Dans son livre (p. 69), Le Naour cite une phrase de JNC selon laquelle les mutilations de la censure ayant touché le livre de Genevoix ont peut-être nui à l’impression produite sur le jury du Goncourt. Et Le Naour ajoute : « En 2001, des historiens peu critiques, atteints de psittacisme, écriront à sa suite qu’ « il n’est pas impossible que les mutilations de la censure aient nui à Sous Verdun et lui aient coûté le Goncourt » ». [Ici un appel de note renvoie à Rémy Cazals, Frédéric Rousseau, Le Cri d’une génération, Toulouse, Éditions Privat, 2001, 160 p., p. 63.] Le Naour poursuit : « En 2016, cette affirmation non démontrée, sans autre fondement que sa répétition, devient une vérité pour […]. »

Après avoir rappelé que les deux historiens en question ont fait partie des membres fondateurs du CRID 14-18, on pourrait esquisser une remarque : l’expression « il n’est pas impossible que », est-ce vraiment une affirmation ? Mais n’insistons pas, reconnaissons une faiblesse dans notre petit livre qui présentait cependant l’intérêt d’apporter des arguments contre les thèses excessives à la mode aux environs de l’an 2000. Fallait-il pousser la critique des deux historiens jusqu’à l’insulte ? J’en suis doublement surpris car cela ne figure pas dans les pratiques auxquelles je suis habitué. Et parce que je découvre ce qui se cache derrière l’attitude de Le Naour lors de toutes nos rencontres face à face.

Une série d’erreurs factuelles

À présent, sans insulter Le Naour, je vais signaler les erreurs que son dernier livre contient.

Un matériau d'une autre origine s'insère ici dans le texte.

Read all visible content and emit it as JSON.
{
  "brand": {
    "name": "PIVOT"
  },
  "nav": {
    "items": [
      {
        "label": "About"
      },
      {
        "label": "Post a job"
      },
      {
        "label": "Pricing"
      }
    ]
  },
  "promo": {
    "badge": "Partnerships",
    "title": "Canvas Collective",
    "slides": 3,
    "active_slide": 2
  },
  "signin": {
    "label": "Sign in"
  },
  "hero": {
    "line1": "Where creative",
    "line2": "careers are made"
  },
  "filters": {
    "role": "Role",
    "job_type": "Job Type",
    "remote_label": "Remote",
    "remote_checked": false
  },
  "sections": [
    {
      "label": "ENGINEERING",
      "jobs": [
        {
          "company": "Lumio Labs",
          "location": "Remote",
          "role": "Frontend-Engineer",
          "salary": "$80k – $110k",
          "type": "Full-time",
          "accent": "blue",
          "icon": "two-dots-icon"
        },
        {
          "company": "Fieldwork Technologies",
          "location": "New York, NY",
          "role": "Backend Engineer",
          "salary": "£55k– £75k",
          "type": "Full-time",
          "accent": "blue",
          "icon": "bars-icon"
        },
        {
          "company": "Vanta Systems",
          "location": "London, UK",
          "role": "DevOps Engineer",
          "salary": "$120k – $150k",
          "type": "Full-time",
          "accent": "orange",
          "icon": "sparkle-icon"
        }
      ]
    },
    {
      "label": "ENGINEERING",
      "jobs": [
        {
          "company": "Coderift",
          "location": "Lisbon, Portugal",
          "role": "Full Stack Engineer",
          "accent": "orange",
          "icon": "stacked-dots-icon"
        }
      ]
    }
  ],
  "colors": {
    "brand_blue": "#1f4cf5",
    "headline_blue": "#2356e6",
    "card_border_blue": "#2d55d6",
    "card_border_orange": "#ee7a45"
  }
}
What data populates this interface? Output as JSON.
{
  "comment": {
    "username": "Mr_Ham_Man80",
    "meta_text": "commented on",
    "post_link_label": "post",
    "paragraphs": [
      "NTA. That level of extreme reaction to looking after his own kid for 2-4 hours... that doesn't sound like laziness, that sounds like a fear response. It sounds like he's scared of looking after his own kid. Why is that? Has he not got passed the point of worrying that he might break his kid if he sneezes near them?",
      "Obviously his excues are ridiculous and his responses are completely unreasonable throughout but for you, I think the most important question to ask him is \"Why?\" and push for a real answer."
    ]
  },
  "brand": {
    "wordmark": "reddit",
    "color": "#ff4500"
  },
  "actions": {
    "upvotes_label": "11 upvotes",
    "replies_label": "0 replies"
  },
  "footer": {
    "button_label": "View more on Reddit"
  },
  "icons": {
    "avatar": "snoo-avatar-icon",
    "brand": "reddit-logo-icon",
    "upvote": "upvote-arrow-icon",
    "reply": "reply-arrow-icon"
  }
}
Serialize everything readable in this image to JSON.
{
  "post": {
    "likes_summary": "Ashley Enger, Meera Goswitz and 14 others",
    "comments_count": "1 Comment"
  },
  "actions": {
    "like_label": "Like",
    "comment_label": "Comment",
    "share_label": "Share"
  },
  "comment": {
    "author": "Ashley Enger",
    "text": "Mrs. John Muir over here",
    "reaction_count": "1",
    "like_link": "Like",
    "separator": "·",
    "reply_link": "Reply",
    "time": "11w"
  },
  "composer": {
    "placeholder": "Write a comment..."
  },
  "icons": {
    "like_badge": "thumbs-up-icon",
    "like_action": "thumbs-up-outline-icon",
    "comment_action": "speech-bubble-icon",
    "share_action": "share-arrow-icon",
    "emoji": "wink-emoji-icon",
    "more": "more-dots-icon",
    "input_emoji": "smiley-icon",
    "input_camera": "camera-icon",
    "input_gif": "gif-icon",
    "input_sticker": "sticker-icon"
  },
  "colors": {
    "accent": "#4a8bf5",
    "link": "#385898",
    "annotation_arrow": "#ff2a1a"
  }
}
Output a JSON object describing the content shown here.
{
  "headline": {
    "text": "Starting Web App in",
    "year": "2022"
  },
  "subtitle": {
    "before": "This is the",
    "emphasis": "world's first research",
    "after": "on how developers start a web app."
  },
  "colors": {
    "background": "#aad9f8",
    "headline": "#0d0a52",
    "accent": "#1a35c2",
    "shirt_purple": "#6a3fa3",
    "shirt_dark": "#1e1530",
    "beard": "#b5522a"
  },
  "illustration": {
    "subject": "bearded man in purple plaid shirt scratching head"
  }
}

Je le fais dans l’ordre des pages.

Il affirme (p. 25) que Le Canard enchaîné a consacré Maurice Barrès comme « roi des bourreurs de crâne ». C’est faux. En 1917, Le Canard a en effet lancé un référendum parmi ses lecteurs pour l’élection du « grand chef de la tribu des bourreurs de crâne ». Il en a publié les résultats le 20 juin 1917 avec un dessin de Gassier que je reproduis dans ce compte rendu. L’élu n’était pas Barrès mais Gustave Hervé.

Peut-on écrire (p. 31) que les poilus à carnet se sont lassés « en général assez vite » de tenir leur journal ? Le Naour ne dit pas sur quelles preuves repose cette affirmation (car il s’agit bien ici d’une affirmation). Tout ce que les auteurs de 500 témoins ont pu constater va en sens inverse. Innombrables sont les carnets que l’on a tenus jusqu’au bout. La Grande collecte des archives privées de 14-18 en a encore fait découvrir. Dans Témoins, JNC avait signalé « la masse énorme de documents personnels manuscrits qui dorment dans les tiroirs de presque toutes les maisons de France » (p. 265), pas seulement les « millions de liasses de lettres de guerre » (p. 492).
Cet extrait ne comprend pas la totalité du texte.